Ingvild Almås

Life cycle perspectives: Adjusting for age effects in cross sections, demographic change, and savings in China


"Saving and Bequest in China: An Analysis of Intergenerational Exchange" (with Eleonora Freddi and Øystein Thøgersen), manuscript.

Households’ savings rates in China are tremendously high. In particular young and old households save significantly and substantially more than the same generations in European countries and the United States. This project first establishes, using micro data, that both the urban and the rural households have u-shaped savings-age profiles - previous literature has established this only for urban households. Second, we have conducted a survey questioning elderly about their levels of savings, inter-generational transfers and saving motives. We find that elderly in China hold substantial amounts of wealth intended for future downward intergenerational transfers. We calculate that the respondents on average transfer more than 6 times their yearly net income, even when excluding the value of any real estate that parents intend to leave to their children. Furthermore, we reject the hypothesis of a pure altruistic motive for intergenerational transfers as we find some support for strategic concerns.

"Older or Wealthier? The Impact of Age Adjustments on Wealth Inequality Ranking of Countries" (with M. Mogstad), The Scandinavian Journal of Economics, 114(1), 24-54, 2012.

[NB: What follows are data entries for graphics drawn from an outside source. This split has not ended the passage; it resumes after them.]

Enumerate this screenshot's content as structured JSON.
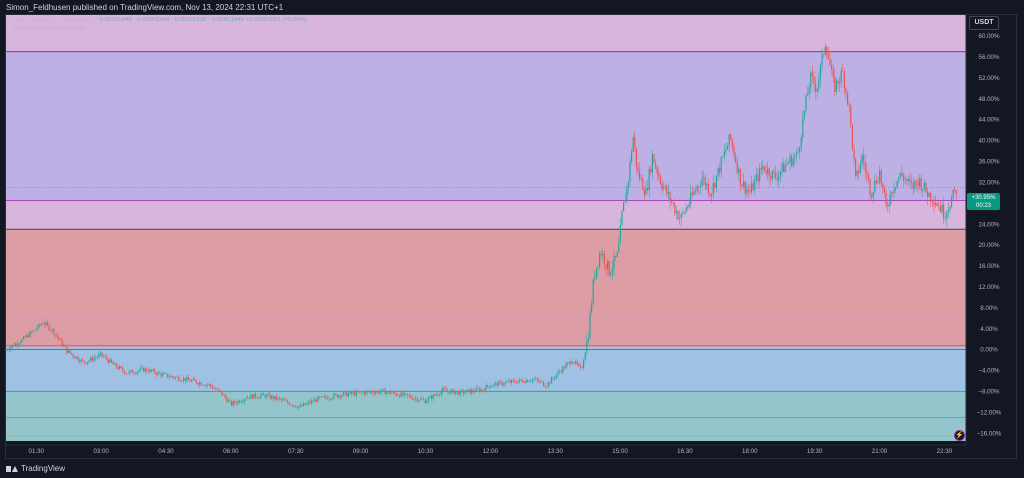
{
  "publisher_line": "Simon_Feldhusen published on TradingView.com, Nov 13, 2024 22:31 UTC+1",
  "legend": {
    "symbol_line": "PEPE / TetherUS, 1, BINANCE",
    "o_label": "O",
    "o_value": "0.00001848",
    "h_label": "H",
    "h_value": "0.00001849",
    "l_label": "L",
    "l_value": "0.00001838",
    "c_label": "C",
    "c_value": "0.00001849",
    "change": "+0.00000001 (+0.05%)",
    "indicator": "Volume Profile Fixed Range"
  },
  "price_axis": {
    "unit": "USDT"
  },
  "last_price": {
    "change": "+30.95%",
    "countdown": "00:23"
  },
  "footer": {
    "brand": "TradingView"
  },
  "colors": {
    "background": "#131722",
    "up": "#26a69a",
    "down": "#ef5350",
    "zone_top": "#e1bee7",
    "zone_upper": "#c5b8f0",
    "zone_mid": "#e8a4ad",
    "zone_low": "#a7cbef",
    "zone_bottom": "#9ccfd6",
    "level_line": "#9c27b0",
    "price_tag": "#089981"
  },
  "chart_data": {
    "type": "candlestick",
    "title": "PEPE / TetherUS, 1, BINANCE",
    "xlabel": "",
    "ylabel": "",
    "y_scale": "percent",
    "ylim": [
      -17.5,
      64
    ],
    "grid": false,
    "y_ticks": [
      "60.00%",
      "56.00%",
      "52.00%",
      "48.00%",
      "44.00%",
      "40.00%",
      "36.00%",
      "32.00%",
      "28.00%",
      "24.00%",
      "20.00%",
      "16.00%",
      "12.00%",
      "8.00%",
      "4.00%",
      "0.00%",
      "−4.00%",
      "−8.00%",
      "−12.00%",
      "−16.00%"
    ],
    "y_tick_values": [
      60,
      56,
      52,
      48,
      44,
      40,
      36,
      32,
      28,
      24,
      20,
      16,
      12,
      8,
      4,
      0,
      -4,
      -8,
      -12,
      -16
    ],
    "x_ticks": [
      "01:30",
      "03:00",
      "04:30",
      "06:00",
      "07:30",
      "09:00",
      "10:30",
      "12:00",
      "13:30",
      "15:00",
      "16:30",
      "18:00",
      "19:30",
      "21:00",
      "22:30"
    ],
    "x_tick_hours": [
      1.5,
      3,
      4.5,
      6,
      7.5,
      9,
      10.5,
      12,
      13.5,
      15,
      16.5,
      18,
      19.5,
      21,
      22.5
    ],
    "x_range_hours": [
      0.8,
      23.0
    ],
    "price_path": [
      {
        "t": 0.8,
        "v": 0.0
      },
      {
        "t": 1.2,
        "v": 2.0
      },
      {
        "t": 1.5,
        "v": 4.0
      },
      {
        "t": 1.65,
        "v": 5.2
      },
      {
        "t": 1.9,
        "v": 3.5
      },
      {
        "t": 2.2,
        "v": -0.2
      },
      {
        "t": 2.6,
        "v": -2.5
      },
      {
        "t": 3.0,
        "v": -1.0
      },
      {
        "t": 3.3,
        "v": -3.0
      },
      {
        "t": 3.6,
        "v": -4.5
      },
      {
        "t": 4.0,
        "v": -3.8
      },
      {
        "t": 4.5,
        "v": -5.0
      },
      {
        "t": 5.0,
        "v": -5.8
      },
      {
        "t": 5.5,
        "v": -6.8
      },
      {
        "t": 5.8,
        "v": -8.5
      },
      {
        "t": 6.0,
        "v": -10.5
      },
      {
        "t": 6.4,
        "v": -9.0
      },
      {
        "t": 6.8,
        "v": -8.8
      },
      {
        "t": 7.2,
        "v": -9.8
      },
      {
        "t": 7.6,
        "v": -11.0
      },
      {
        "t": 8.0,
        "v": -9.5
      },
      {
        "t": 8.5,
        "v": -8.7
      },
      {
        "t": 9.0,
        "v": -8.3
      },
      {
        "t": 9.5,
        "v": -8.0
      },
      {
        "t": 10.0,
        "v": -8.8
      },
      {
        "t": 10.5,
        "v": -9.8
      },
      {
        "t": 10.9,
        "v": -7.8
      },
      {
        "t": 11.3,
        "v": -8.3
      },
      {
        "t": 11.8,
        "v": -7.6
      },
      {
        "t": 12.0,
        "v": -6.8
      },
      {
        "t": 12.5,
        "v": -6.2
      },
      {
        "t": 13.0,
        "v": -5.7
      },
      {
        "t": 13.3,
        "v": -6.8
      },
      {
        "t": 13.6,
        "v": -4.2
      },
      {
        "t": 13.9,
        "v": -2.0
      },
      {
        "t": 14.1,
        "v": -4.0
      },
      {
        "t": 14.25,
        "v": 2.0
      },
      {
        "t": 14.4,
        "v": 14.0
      },
      {
        "t": 14.55,
        "v": 19.0
      },
      {
        "t": 14.75,
        "v": 15.0
      },
      {
        "t": 14.95,
        "v": 18.0
      },
      {
        "t": 15.05,
        "v": 26.0
      },
      {
        "t": 15.2,
        "v": 33.0
      },
      {
        "t": 15.3,
        "v": 41.0
      },
      {
        "t": 15.4,
        "v": 34.0
      },
      {
        "t": 15.6,
        "v": 30.0
      },
      {
        "t": 15.75,
        "v": 37.0
      },
      {
        "t": 15.95,
        "v": 32.0
      },
      {
        "t": 16.2,
        "v": 28.0
      },
      {
        "t": 16.4,
        "v": 25.0
      },
      {
        "t": 16.65,
        "v": 29.0
      },
      {
        "t": 16.9,
        "v": 33.0
      },
      {
        "t": 17.1,
        "v": 30.0
      },
      {
        "t": 17.35,
        "v": 36.0
      },
      {
        "t": 17.55,
        "v": 40.5
      },
      {
        "t": 17.8,
        "v": 32.0
      },
      {
        "t": 18.0,
        "v": 30.0
      },
      {
        "t": 18.3,
        "v": 35.0
      },
      {
        "t": 18.6,
        "v": 33.0
      },
      {
        "t": 18.9,
        "v": 36.0
      },
      {
        "t": 19.1,
        "v": 37.0
      },
      {
        "t": 19.25,
        "v": 45.0
      },
      {
        "t": 19.4,
        "v": 52.0
      },
      {
        "t": 19.55,
        "v": 50.0
      },
      {
        "t": 19.75,
        "v": 59.0
      },
      {
        "t": 19.95,
        "v": 50.0
      },
      {
        "t": 20.15,
        "v": 53.0
      },
      {
        "t": 20.3,
        "v": 46.0
      },
      {
        "t": 20.45,
        "v": 32.0
      },
      {
        "t": 20.6,
        "v": 37.0
      },
      {
        "t": 20.8,
        "v": 30.0
      },
      {
        "t": 21.0,
        "v": 34.0
      },
      {
        "t": 21.15,
        "v": 27.0
      },
      {
        "t": 21.3,
        "v": 31.0
      },
      {
        "t": 21.5,
        "v": 33.5
      },
      {
        "t": 21.75,
        "v": 31.0
      },
      {
        "t": 21.9,
        "v": 32.5
      },
      {
        "t": 22.1,
        "v": 30.0
      },
      {
        "t": 22.3,
        "v": 28.5
      },
      {
        "t": 22.5,
        "v": 26.0
      },
      {
        "t": 22.65,
        "v": 28.5
      },
      {
        "t": 22.8,
        "v": 30.95
      }
    ],
    "zones": [
      {
        "from": 57.0,
        "to": 64.0,
        "color": "#e1bee7"
      },
      {
        "from": 28.5,
        "to": 57.0,
        "color": "#c5b8f0"
      },
      {
        "from": 23.0,
        "to": 28.5,
        "color": "#e1bee7"
      },
      {
        "from": 0.5,
        "to": 23.0,
        "color": "#e8a4ad"
      },
      {
        "from": -8.0,
        "to": 0.5,
        "color": "#a7cbef"
      },
      {
        "from": -17.5,
        "to": -8.0,
        "color": "#9ccfd6"
      }
    ],
    "levels": [
      {
        "value": 57.0,
        "color": "#9c27b0"
      },
      {
        "value": 28.5,
        "color": "#ab47bc"
      },
      {
        "value": 23.0,
        "color": "#434651"
      },
      {
        "value": 5.8,
        "color": "#ce93d8"
      },
      {
        "value": 0.8,
        "color": "#9575cd"
      },
      {
        "value": 0.0,
        "color": "#5c6bc0"
      },
      {
        "value": -8.0,
        "color": "#26a69a"
      },
      {
        "value": -13.0,
        "color": "#4db6ac"
      },
      {
        "value": -16.5,
        "color": "#81c784"
      }
    ],
    "last_value": 30.95
  }
}
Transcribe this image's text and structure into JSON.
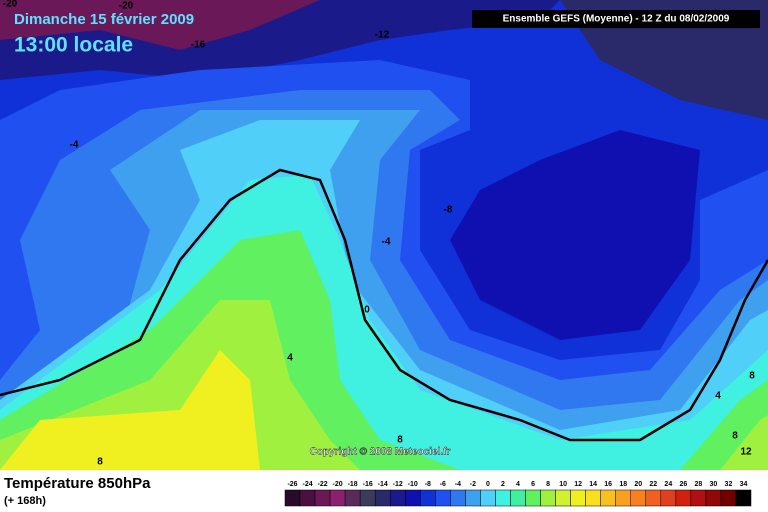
{
  "header": {
    "date": "Dimanche 15 février 2009",
    "time": "13:00 locale",
    "model": "Ensemble GEFS (Moyenne)  - 12 Z du 08/02/2009",
    "copyright": "Copyright © 2008 Meteociel.fr"
  },
  "map": {
    "contour_labels": [
      "-20",
      "-20",
      "-16",
      "-12",
      "-4",
      "-8",
      "-4",
      "0",
      "4",
      "8",
      "8",
      "8",
      "4",
      "8",
      "12"
    ]
  },
  "footer": {
    "title": "Température 850hPa",
    "lead": "(+ 168h)"
  },
  "legend": {
    "ticks": [
      -26,
      -24,
      -22,
      -20,
      -18,
      -16,
      -14,
      -12,
      -10,
      -8,
      -6,
      -4,
      -2,
      0,
      2,
      4,
      6,
      8,
      10,
      12,
      14,
      16,
      18,
      20,
      22,
      24,
      26,
      28,
      30,
      32,
      34
    ],
    "colors": [
      "#2a0a2a",
      "#4a1040",
      "#6a1858",
      "#8a2070",
      "#5a2a5a",
      "#3c3c5a",
      "#2a2a6a",
      "#1a1a8a",
      "#1010b0",
      "#1030d8",
      "#2050f0",
      "#3078f0",
      "#40a0f0",
      "#50d0f8",
      "#40f0e0",
      "#40f0a0",
      "#60f060",
      "#a0f040",
      "#d0f030",
      "#f0f020",
      "#f8e020",
      "#f8c020",
      "#f8a020",
      "#f88020",
      "#f06020",
      "#e04020",
      "#d02010",
      "#b01010",
      "#900808",
      "#700000",
      "#000000"
    ]
  }
}
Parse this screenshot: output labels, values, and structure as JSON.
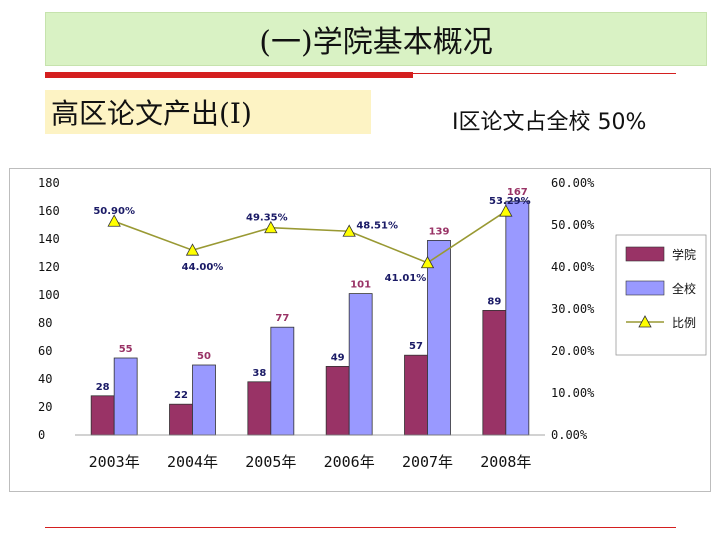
{
  "header": {
    "title": "(一)学院基本概况",
    "subtitle": "高区论文产出(I)",
    "note": "I区论文占全校 50%"
  },
  "colors": {
    "college": "#993366",
    "school": "#9999ff",
    "ratio": "#999933",
    "ratio_marker": "#ffff00",
    "red_rule": "#d41f1f"
  },
  "chart_data": {
    "type": "bar",
    "categories": [
      "2003年",
      "2004年",
      "2005年",
      "2006年",
      "2007年",
      "2008年"
    ],
    "series": [
      {
        "name": "学院",
        "type": "bar",
        "values": [
          28,
          22,
          38,
          49,
          57,
          89
        ]
      },
      {
        "name": "全校",
        "type": "bar",
        "values": [
          55,
          50,
          77,
          101,
          139,
          167
        ]
      },
      {
        "name": "比例",
        "type": "line",
        "axis": "right",
        "values": [
          50.9,
          44.0,
          49.35,
          48.51,
          41.01,
          53.29
        ]
      }
    ],
    "ratio_labels": [
      "50.90%",
      "44.00%",
      "49.35%",
      "48.51%",
      "41.01%",
      "53.29%"
    ],
    "ylim": [
      0,
      180
    ],
    "yticks": [
      "0",
      "20",
      "40",
      "60",
      "80",
      "100",
      "120",
      "140",
      "160",
      "180"
    ],
    "y2lim": [
      0,
      60
    ],
    "y2ticks": [
      "0.00%",
      "10.00%",
      "20.00%",
      "30.00%",
      "40.00%",
      "50.00%",
      "60.00%"
    ],
    "legend": [
      "学院",
      "全校",
      "比例"
    ],
    "legend_position": "right",
    "grid": false
  }
}
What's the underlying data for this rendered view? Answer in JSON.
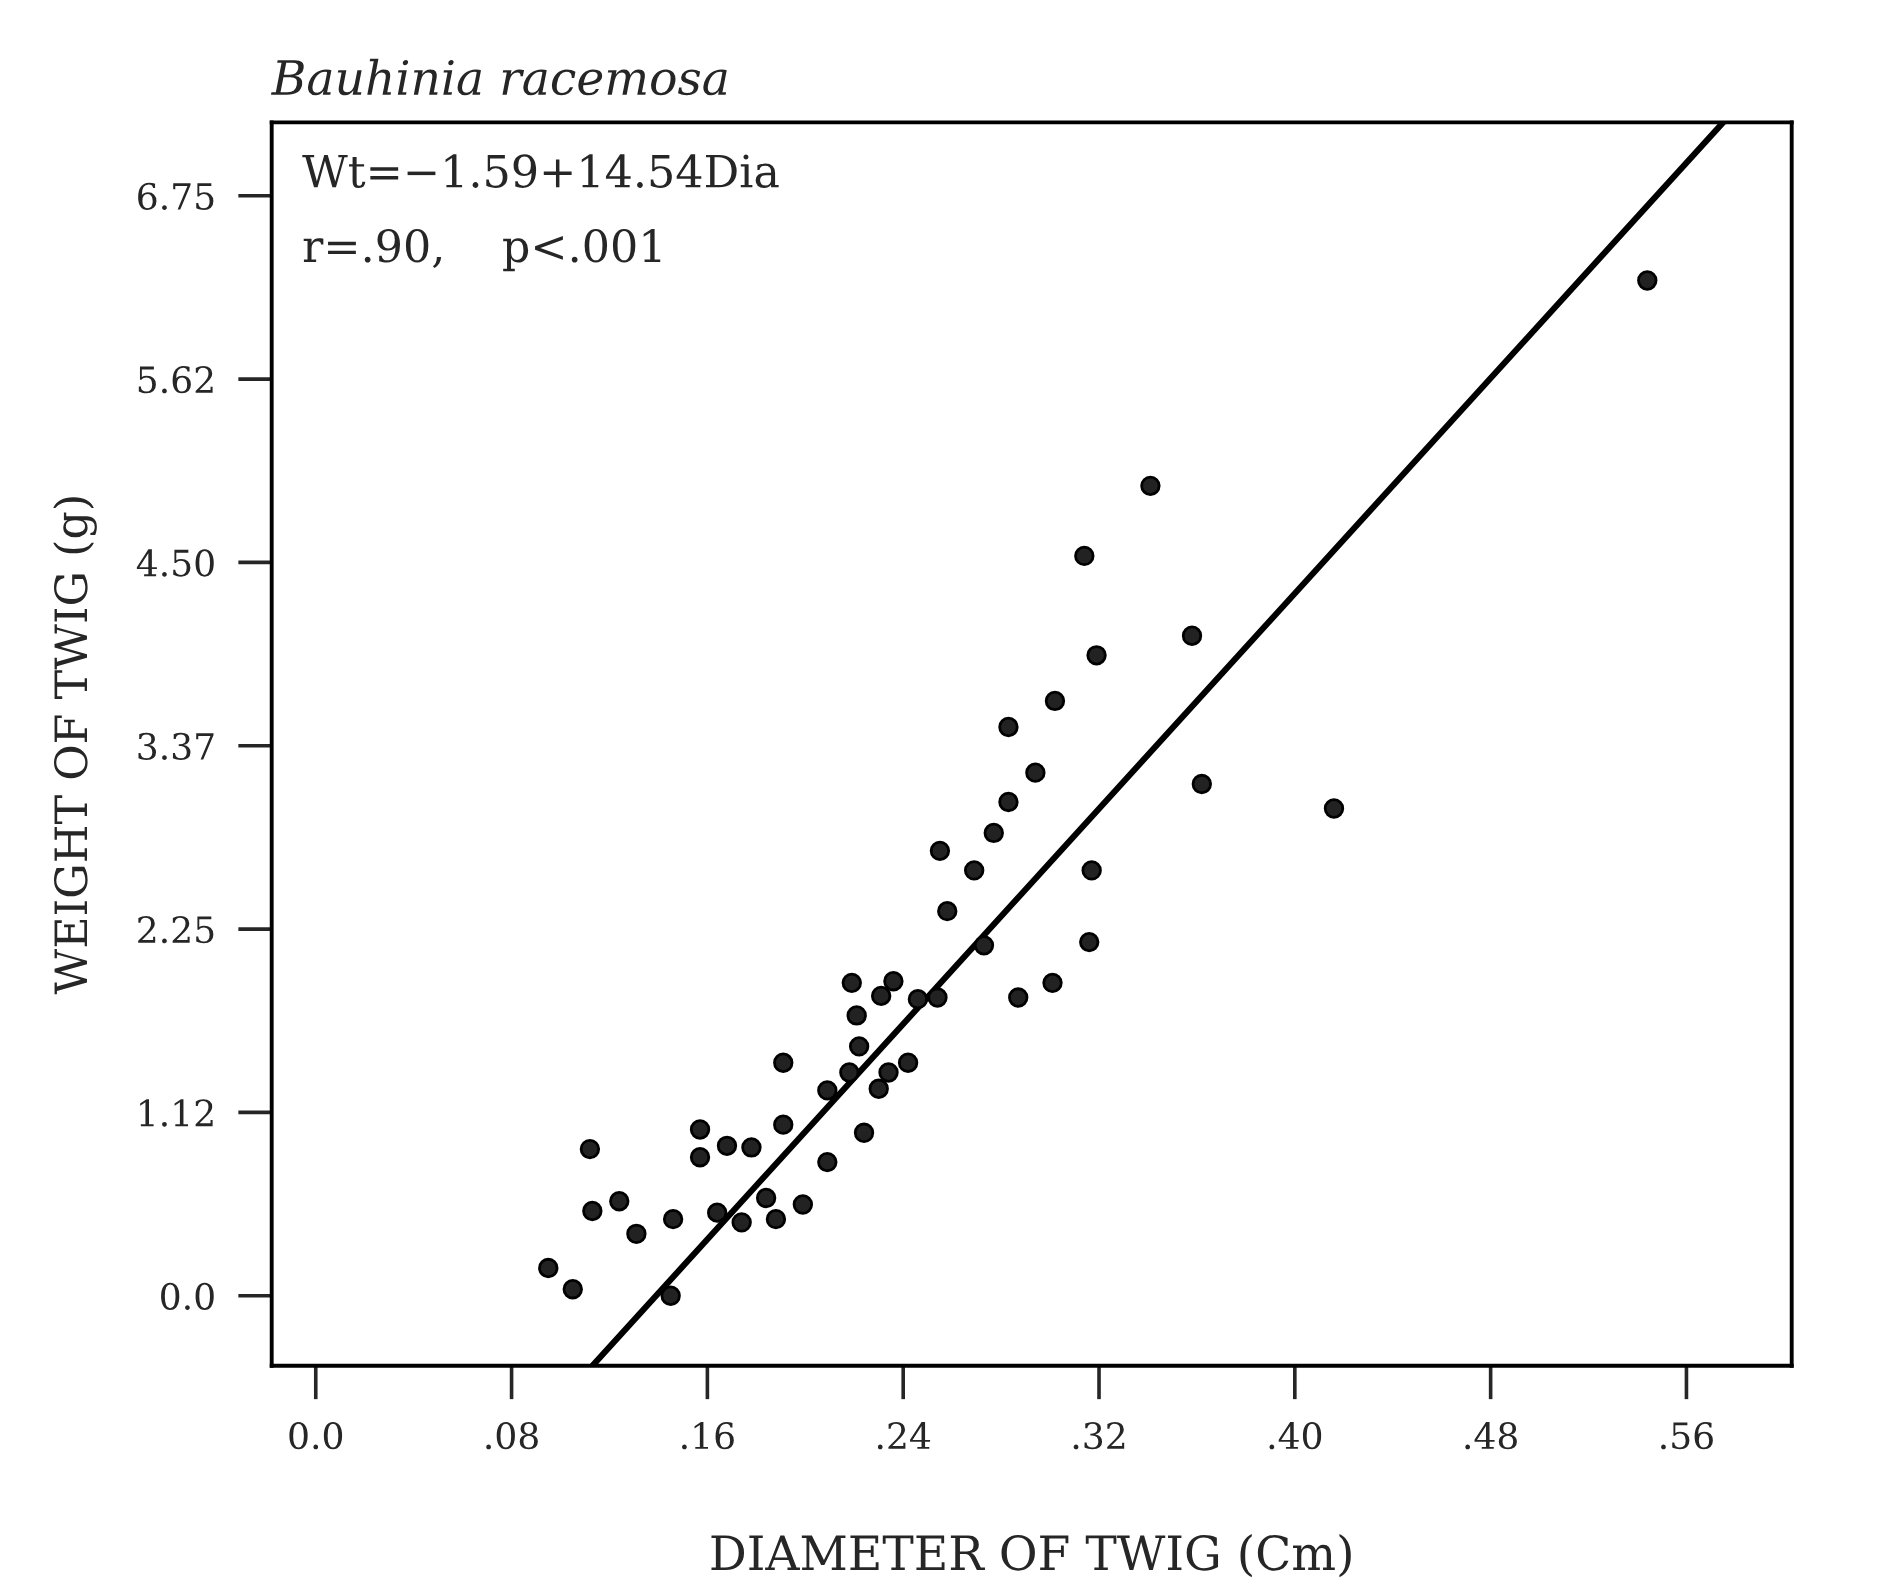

Differences in individual wealth holdings are widely viewed as a driving force of economic inequality. However, as this finding relies on cross-section data, we may confuse older with wealthier. We propose a new method to adjust for age effects in cross-sections, which eliminates transitory wealth inequality due to age, yet preserves inequality arising from other factors. We discuss the reasons why our new method is superior to existing methods, like the much used Paglin-Gini. A new cross-country comparable database reveals that the choice of method is empirically important: Existing methods produce erroneous wealth inequality rankings of countries.

"Adjusting for Age Effects in Cross-sectional Distributions" (with T. Havnes and M. Mogstad), Stata Journal, 12(1), 393-405, 2012.

We describe the adjusted Gini index (Alm ̊as and Mogstad, 2012), which is a generalization of the classical Gini index with attractive properties, and we describe the adgini command, which provides the adjusted Gini index and the classical Gini index. The adgini command also provides options to produce other well-known age-adjusted inequality measures, such as the Paglin-Gini (Paglin, 1975) and the Wertz-Gini (Wertz, 1979), and provides efficient estimation of the classical Gini coefficient.

"Baby Booming Inequality? Demographic Change and Inequality in Norway, 1967-2004" (with T. Havnes and M. Mogstad), Journal of Economic Inequality, 9, 629-650, 2011.

We demonstrate how age-adjusted inequality measures can be used to evaluate whether changes in inequality over time are because of changes in the age structure. In particular, we explore the hypothesis that the substantial rise in earnings inequality since the early 1980s is driven by the large baby boom cohorts approaching the peak of the age-earnings profile. Using administrative data on earnings for every Norwegian male over the period 1967-2004, we find that the impact of age adjustments on the trend in inequality is highly sensitive to the method used: while the most widely used age-adjusted inequality measure indicates that the rise in inequality in the 1980s and 1990s is indeed driven partly by the baby boom, a new and improved age-adjusted measure indicates the opposite, namely that the rise in inequality was even larger than what the inequality measures unadjusted for age reveal.